Just a thought... Are you trying to use use the RDD as a Map?

> You might want to check out PairRDDFunctions
> <http://spark.apache.org/docs/latest/api/scala/index.html#org.apache.spark.rdd.PairRDDFunctions>.
> For your use case in particular, you can load the file as a RDD[(String,
> String)] and then use the groupByKey() function in PairRDDFunctions to get
> an RDD[(String, Iterable[String])].
>> I am new to spark -and this is probably a basic question.
>> I have a file on the hdfs
>> 1, one
>> 1, uno
>> 2, two
>> 2, dos
>> I want to create a multi Map RDD  RDD[Map[String,List[String]]]

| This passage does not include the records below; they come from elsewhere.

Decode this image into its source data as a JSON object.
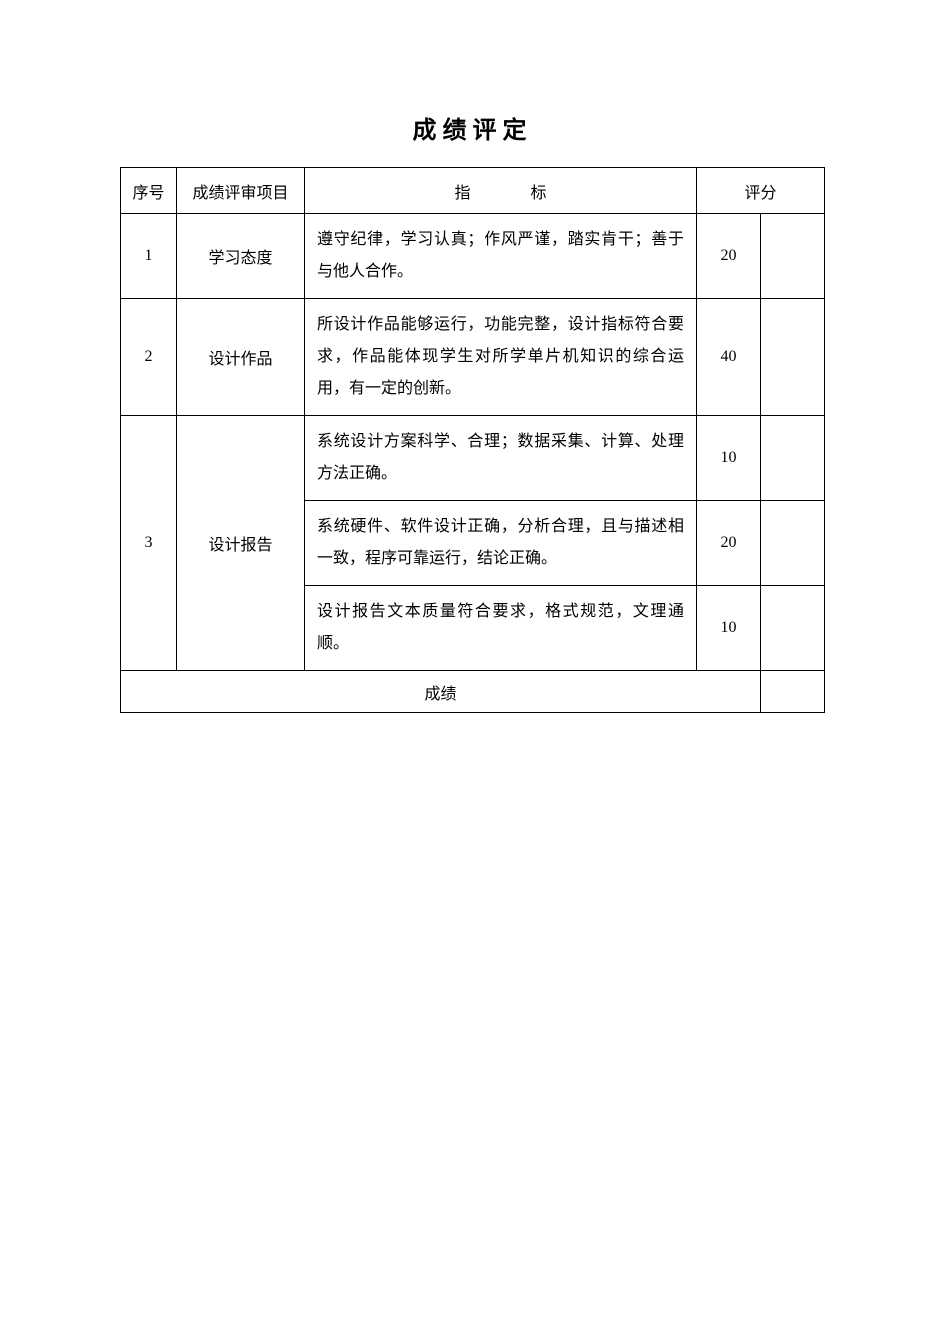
{
  "title": "成绩评定",
  "table": {
    "headers": {
      "seq": "序号",
      "item": "成绩评审项目",
      "criteria": "指标",
      "score": "评分"
    },
    "rows": [
      {
        "seq": "1",
        "item": "学习态度",
        "criteria": "遵守纪律，学习认真；作风严谨，踏实肯干；善于与他人合作。",
        "score": "20"
      },
      {
        "seq": "2",
        "item": "设计作品",
        "criteria": "所设计作品能够运行，功能完整，设计指标符合要求，作品能体现学生对所学单片机知识的综合运用，有一定的创新。",
        "score": "40"
      },
      {
        "seq": "3",
        "item": "设计报告",
        "sub": [
          {
            "criteria": "系统设计方案科学、合理；数据采集、计算、处理方法正确。",
            "score": "10"
          },
          {
            "criteria": "系统硬件、软件设计正确，分析合理，且与描述相一致，程序可靠运行，结论正确。",
            "score": "20"
          },
          {
            "criteria": "设计报告文本质量符合要求，格式规范，文理通顺。",
            "score": "10"
          }
        ]
      }
    ],
    "footer": "成绩"
  },
  "style": {
    "background_color": "#ffffff",
    "border_color": "#000000",
    "text_color": "#000000",
    "title_fontsize": 24,
    "cell_fontsize": 16,
    "font_family": "SimSun",
    "column_widths": {
      "seq": 56,
      "item": 128,
      "score": 64,
      "blank": 64
    }
  }
}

>> {"1"->["one","uno"], "2"->["two","dos"]}
>> First I read the file
>> val identityData:RDD[String] = sc.textFile($path_to_the_file, 2).cache()
>> val identityDataList:RDD[List[String]]=
>>        identityData.map{ line =>
>>         val splits= line.split(",")
>>         splits.toList
>>     }
>> Then I group them by the first element
>>  val grouped:RDD[(String,Iterable[List[String]])]=
>>     songArtistDataList.groupBy{
>>       element =>{
>>         element(0)
>>       }
>>     }
>> Then I do the equivalent of mapValues of scala collections to get rid of
>> the first element
>>  val groupedWithValues:RDD[(String,List[String])] =
>>     grouped.flatMap[(String,List[String])]{ case (key,list)=>{
>>       List((key,list.map{element => {
>>         element(1)
>>       }}.toList))
>>     }
>>     }
>> for this to actually materialize I do collect
>>  val groupedAndCollected=groupedWithValues.collect()
>> I get an Array[String,List[String]].
>> I am trying to figure out if there is a way for me to get
>> Map[String,List[String]] (a multimap), or to create an
>> RDD[Map[String,List[String]] ]
>> I am sure there is something simpler, I would appreciate advice.